Le retraité en est certain, c’est bien à cause de cette hostilité affichée que l’Ordre aujourd’hui, lui cherche des noises. “Ils me connaissent bien. Et ce que je constate depuis que cette affaire commence à se faire savoir, c’est qu’il y a beaucoup de médecins retraités qui ne paient pas et qu’on laisse tranquille.”

 

Une pétition a déjà recueilli plus 400 signatures

Décidé à mener son combat jusqu’au bout, le Dr Bernard Coadou médiatise son affaire, recueille des témoignages d’autres médecins, en appelle aux politiques… Un comité de soutien a été créé et une pétition a déjà recueilli plus 400 signatures. Et il attend de pied ferme la tenue de l’audience prévue en fin d’année. “Si l’Ordre veut aller vers l’épreuve de force, il devra aussi donner des explications sur ce qu’il est réellement. Et on devra se poser la question de sa légitimité.”

Lancer le débat sur la toute-puissance de l’Ordre, c’est tout ce qu’espère Bernard Coadou, qui se fait peu d’illusions sur l’issue judiciaire de ce conflit. “J’espère juste que ça faire avancer le débat. Je ne demande pas la suppression de l’Ordre. Je veux juste que nous, médecins, ayons la liberté d’y adhérer ou non.”

 

Trois questions à Dr Albert Roche, président du conseil départemental de l’Ordre des médecins de Gironde

Egora.fr : Le Dr Bernard Coadou semble déterminé à ne pas lâcher son combat contre l’Ordre. Quelle est votre réaction à ce sujet ?

Dr Albert Roche : Le docteur Coadou est un médecin retraité qui a toujours très bien travaillé. Mais il est depuis longtemps dans une démarche contre l’Ordre des médecins. Il avait déjà essayé de ne pas payer sa cotisation il y a plusieurs années, mais la justice l’a contraint à le faire. Maintenant qu’il est retraité, il a trouvé un autre biais pour contester. Or, pour mener notre mission, qui est une mission de service public, nous avons 10 à 11 salariés qui sont payés uniquement grâce aux cotisations. Et chaque médecin doit payer, même les retraités qui ont une cotisation minorée. C’est dans la loi, dans le code de santé publique, et personne ne peut y déroger. Maintenant, le Dr Coadou est dans un conflit contre l’institution. Il accuse l’Ordre d’être vichyste, nous reproche la radiation du Dr Bonnemaison. Il mélange tout et donne des informations erronées.

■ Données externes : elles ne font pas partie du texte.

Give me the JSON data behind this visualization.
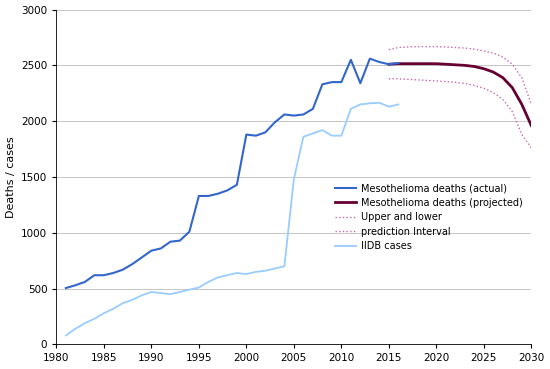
{
  "title": "",
  "ylabel": "Deaths / cases",
  "xlabel": "",
  "xlim": [
    1980,
    2030
  ],
  "ylim": [
    0,
    3000
  ],
  "yticks": [
    0,
    500,
    1000,
    1500,
    2000,
    2500,
    3000
  ],
  "xticks": [
    1980,
    1985,
    1990,
    1995,
    2000,
    2005,
    2010,
    2015,
    2020,
    2025,
    2030
  ],
  "actual_deaths": {
    "x": [
      1981,
      1982,
      1983,
      1984,
      1985,
      1986,
      1987,
      1988,
      1989,
      1990,
      1991,
      1992,
      1993,
      1994,
      1995,
      1996,
      1997,
      1998,
      1999,
      2000,
      2001,
      2002,
      2003,
      2004,
      2005,
      2006,
      2007,
      2008,
      2009,
      2010,
      2011,
      2012,
      2013,
      2014,
      2015,
      2016
    ],
    "y": [
      505,
      530,
      560,
      620,
      620,
      640,
      670,
      720,
      780,
      840,
      860,
      920,
      930,
      1010,
      1330,
      1330,
      1350,
      1380,
      1430,
      1880,
      1870,
      1900,
      1990,
      2060,
      2050,
      2060,
      2110,
      2330,
      2350,
      2350,
      2550,
      2340,
      2560,
      2530,
      2510,
      2520
    ],
    "color": "#3366cc",
    "linewidth": 1.5
  },
  "projected_deaths": {
    "x": [
      2015,
      2016,
      2017,
      2018,
      2019,
      2020,
      2021,
      2022,
      2023,
      2024,
      2025,
      2026,
      2027,
      2028,
      2029,
      2030
    ],
    "y": [
      2510,
      2515,
      2515,
      2515,
      2515,
      2515,
      2510,
      2505,
      2500,
      2490,
      2470,
      2440,
      2390,
      2300,
      2150,
      1960
    ],
    "color": "#660033",
    "linewidth": 2.0
  },
  "upper_interval": {
    "x": [
      2015,
      2016,
      2017,
      2018,
      2019,
      2020,
      2021,
      2022,
      2023,
      2024,
      2025,
      2026,
      2027,
      2028,
      2029,
      2030
    ],
    "y": [
      2640,
      2660,
      2665,
      2668,
      2668,
      2668,
      2665,
      2660,
      2655,
      2645,
      2630,
      2610,
      2575,
      2510,
      2390,
      2150
    ],
    "color": "#cc66aa",
    "linewidth": 1.0
  },
  "lower_interval": {
    "x": [
      2015,
      2016,
      2017,
      2018,
      2019,
      2020,
      2021,
      2022,
      2023,
      2024,
      2025,
      2026,
      2027,
      2028,
      2029,
      2030
    ],
    "y": [
      2380,
      2380,
      2375,
      2370,
      2365,
      2360,
      2355,
      2348,
      2338,
      2320,
      2295,
      2255,
      2195,
      2085,
      1880,
      1760
    ],
    "color": "#cc66aa",
    "linewidth": 1.0
  },
  "iidb_cases": {
    "x": [
      1981,
      1982,
      1983,
      1984,
      1985,
      1986,
      1987,
      1988,
      1989,
      1990,
      1991,
      1992,
      1993,
      1994,
      1995,
      1996,
      1997,
      1998,
      1999,
      2000,
      2001,
      2002,
      2003,
      2004,
      2005,
      2006,
      2007,
      2008,
      2009,
      2010,
      2011,
      2012,
      2013,
      2014,
      2015,
      2016
    ],
    "y": [
      80,
      140,
      190,
      230,
      280,
      320,
      370,
      400,
      440,
      470,
      460,
      450,
      470,
      490,
      510,
      560,
      600,
      620,
      640,
      630,
      650,
      660,
      680,
      700,
      1480,
      1860,
      1890,
      1920,
      1870,
      1870,
      2110,
      2150,
      2160,
      2165,
      2130,
      2150
    ],
    "color": "#99ccff",
    "linewidth": 1.3
  },
  "legend_items": [
    {
      "label": "Mesothelioma deaths (actual)",
      "color": "#3366cc",
      "linestyle": "solid",
      "linewidth": 1.5
    },
    {
      "label": "Mesothelioma deaths (projected)",
      "color": "#660033",
      "linestyle": "solid",
      "linewidth": 2.0
    },
    {
      "label": "Upper and lower",
      "color": "#cc66aa",
      "linestyle": "dotted",
      "linewidth": 1.0
    },
    {
      "label": "prediction Interval",
      "color": "#cc66aa",
      "linestyle": "dotted",
      "linewidth": 1.0
    },
    {
      "label": "IIDB cases",
      "color": "#99ccff",
      "linestyle": "solid",
      "linewidth": 1.3
    }
  ],
  "background_color": "#ffffff",
  "grid_color": "#bbbbbb"
}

Lui, dit que l’Ordre le vise personnellement…

Non, je connais très peu le Dr Coadou. Cela fait plus de 4 ans qu’il ne paie pas. Nous avons attendu quatre années pour lui envoyer une lettre d’huissier. Il aurait pu demander son exonération, ce qui se fait parfois, mais pour lui ce n’est pas un problème financier. Il a voulu en faire une question de principe. Et nous aussi.

Vous n’êtes pas inquiet quant à l’issue de la procédure judiciaire ?

La justice ne peut pas lui donner raison. C’est comme quelqu’un qui roule sans permis de conduire. Il peut le faire, mais la loi est là pour le sanctionner.